I don't think anyone is saying that these kinds of things don't happen or exist, even if they might not agree about the nature of certain specific ones.
To me, the question is whether when we talk about them, is are we are remaining closely rooted in the material reality of the situation. Because if we are not, what we are talking about is something that is just a mirage.
So the very first thing that is important is to make sure your observations are correct and accurate, before you even try and speculate about causation or anything like that. This can be difficult even in the sciences at times, but even more so in sociological study where you have multiple complex systems and factors that may or may not be related, and you can't run experiements that control for variables and such. The best you can usually do is try to work with big data sets and control for variables in the analysis, but it's not perfect. One real problem is that no matter how you try and choose good categories of data to collect, or be open to seeing all kinds of links, whatever pre-conceptions you have about that will tend to assert themselves. What would the data show if you grouped it in a different way?
Once you have your data you look for patterns, for correlations, etc. So if your interest is in women, you will probably look for different patterns or disadvantages between women and men, if it is race between different racial groups, etc. This is tricky - if you narrow the focus too much you may miss that your smaller patterns are part of larger ones, maybe even that are outside the specific group you are interested in. But if you don't, it's too much to deal with, and you can't really make useful conclusions.
What you want to do is see the causation working through the patterns. But that causation isn't something abstract - it's material and specific. A chain of events, the way bodies are made, a real historical circumstance, an economic effect, a human psychological mechanism. This effect comes from this chain of causes.

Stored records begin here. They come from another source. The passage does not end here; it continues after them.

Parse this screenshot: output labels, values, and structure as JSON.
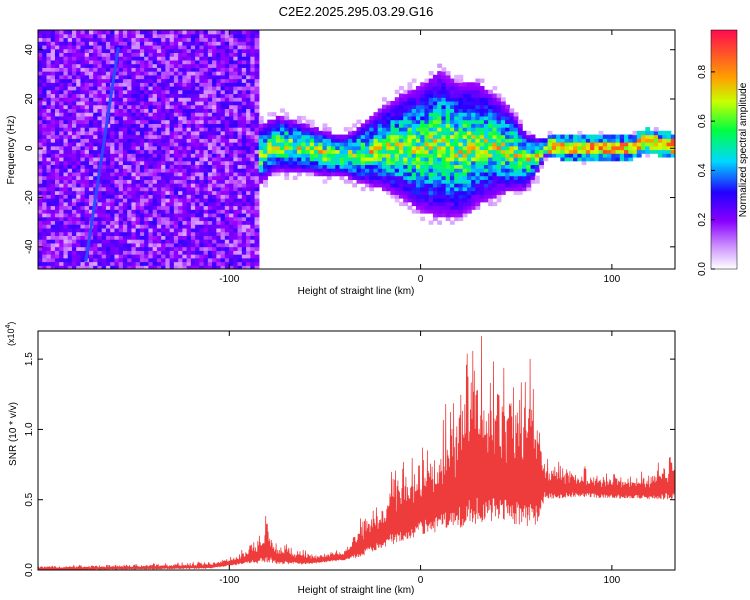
{
  "figure": {
    "title": "C2E2.2025.295.03.29.G16"
  },
  "chart_data": [
    {
      "type": "heatmap",
      "xlabel": "Height of straight line (km)",
      "ylabel": "Frequency (Hz)",
      "xlim": [
        -200,
        133
      ],
      "ylim": [
        -49,
        48
      ],
      "xticks": [
        -100,
        0,
        100
      ],
      "yticks": [
        -40,
        -20,
        0,
        20,
        40
      ],
      "colorbar": {
        "label": "Normalized spectral amplitude",
        "range": [
          0,
          0.97
        ],
        "ticks": [
          "0.0",
          "0.2",
          "0.4",
          "0.6",
          "0.8"
        ],
        "tick_values": [
          0,
          0.2,
          0.4,
          0.6,
          0.8
        ],
        "colormap": [
          "#ffffff",
          "#9b00ff",
          "#2200ff",
          "#00d4ff",
          "#00ff44",
          "#d8ff00",
          "#ff9000",
          "#ff1040"
        ]
      },
      "ridge": [
        [
          -200,
          0
        ],
        [
          -150,
          0
        ],
        [
          -110,
          0
        ],
        [
          -85,
          -3
        ],
        [
          -75,
          2
        ],
        [
          -60,
          0
        ],
        [
          -50,
          -2
        ],
        [
          -35,
          -3
        ],
        [
          -20,
          0
        ],
        [
          -10,
          1
        ],
        [
          0,
          0
        ],
        [
          10,
          2
        ],
        [
          20,
          -1
        ],
        [
          30,
          2
        ],
        [
          45,
          0
        ],
        [
          55,
          -5
        ],
        [
          62,
          -2
        ],
        [
          66,
          1
        ],
        [
          90,
          0
        ],
        [
          110,
          0
        ],
        [
          118,
          3
        ],
        [
          133,
          1
        ]
      ],
      "band_halfwidth": [
        [
          -200,
          48
        ],
        [
          -90,
          40
        ],
        [
          -85,
          12
        ],
        [
          -40,
          8
        ],
        [
          -30,
          12
        ],
        [
          10,
          30
        ],
        [
          30,
          25
        ],
        [
          50,
          15
        ],
        [
          60,
          8
        ],
        [
          66,
          3
        ],
        [
          133,
          3
        ]
      ],
      "diagonal_feature": {
        "x": [
          -175,
          -158
        ],
        "y": [
          -46,
          41
        ]
      }
    },
    {
      "type": "line",
      "xlabel": "Height of straight line (km)",
      "ylabel": "SNR (10 * v/v)",
      "y_multiplier": "(x10",
      "y_multiplier_exp": "4",
      "y_multiplier_close": ")",
      "xlim": [
        -200,
        133
      ],
      "ylim": [
        0,
        1.7
      ],
      "xticks": [
        -100,
        0,
        100
      ],
      "yticks": [
        "0.0",
        "0.5",
        "1.0",
        "1.5"
      ],
      "ytick_values": [
        0,
        0.5,
        1.0,
        1.5
      ],
      "color": "#ee3b3b",
      "envelope": [
        [
          -200,
          0.03
        ],
        [
          -150,
          0.04
        ],
        [
          -110,
          0.06
        ],
        [
          -95,
          0.12
        ],
        [
          -85,
          0.25
        ],
        [
          -80,
          0.45
        ],
        [
          -75,
          0.2
        ],
        [
          -55,
          0.12
        ],
        [
          -40,
          0.15
        ],
        [
          -30,
          0.4
        ],
        [
          -20,
          0.55
        ],
        [
          -15,
          0.8
        ],
        [
          -10,
          0.75
        ],
        [
          0,
          0.9
        ],
        [
          10,
          1.1
        ],
        [
          20,
          1.35
        ],
        [
          27,
          1.65
        ],
        [
          33,
          1.7
        ],
        [
          40,
          1.4
        ],
        [
          50,
          1.5
        ],
        [
          58,
          1.5
        ],
        [
          63,
          1.2
        ],
        [
          66,
          0.8
        ],
        [
          80,
          0.75
        ],
        [
          100,
          0.7
        ],
        [
          120,
          0.7
        ],
        [
          133,
          0.9
        ]
      ],
      "floor": [
        [
          -200,
          0.0
        ],
        [
          -110,
          0.01
        ],
        [
          -90,
          0.05
        ],
        [
          -60,
          0.04
        ],
        [
          -35,
          0.08
        ],
        [
          -20,
          0.15
        ],
        [
          0,
          0.25
        ],
        [
          20,
          0.3
        ],
        [
          40,
          0.35
        ],
        [
          60,
          0.3
        ],
        [
          65,
          0.5
        ],
        [
          80,
          0.52
        ],
        [
          133,
          0.5
        ]
      ]
    }
  ]
}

For an abstract idea like patriarchy to be applied to all of those chains of events or real specific causes, or even to use it to describe all the relevant patterns and effects, you need to be really sure the things you are grouping together belong together - they are materially and specifically related. Otherwise it's rather like you decide that all things with wings are birds, and then go on to try and describe the actions, biology, care and nature of birds with reference to your grouping - your result won't be very useful or reflect reality.
This type of mistake (my husband the chemist is telling me - "that's junk science you just an't do that!") is really common in political ideology, economics, even psychology I think, because of the need to talk about abstractions. The abstractions can easily get far away from the reality, because the human doing the thinking begins to reverse the process - instead of looking to the material instantiation and carefully deriving a pattern and causation, they use the ideological tool to examine the material reality - and it will always give the data that the tool is meant to "see". You can see this effect in some of the more bizarre theological concepts of the middle ages, where an abstraction is reasoned out to the enth degree as if it was the thing it was meant to be talking about, but by the end the concept has been wholly unmoored from whatever that was.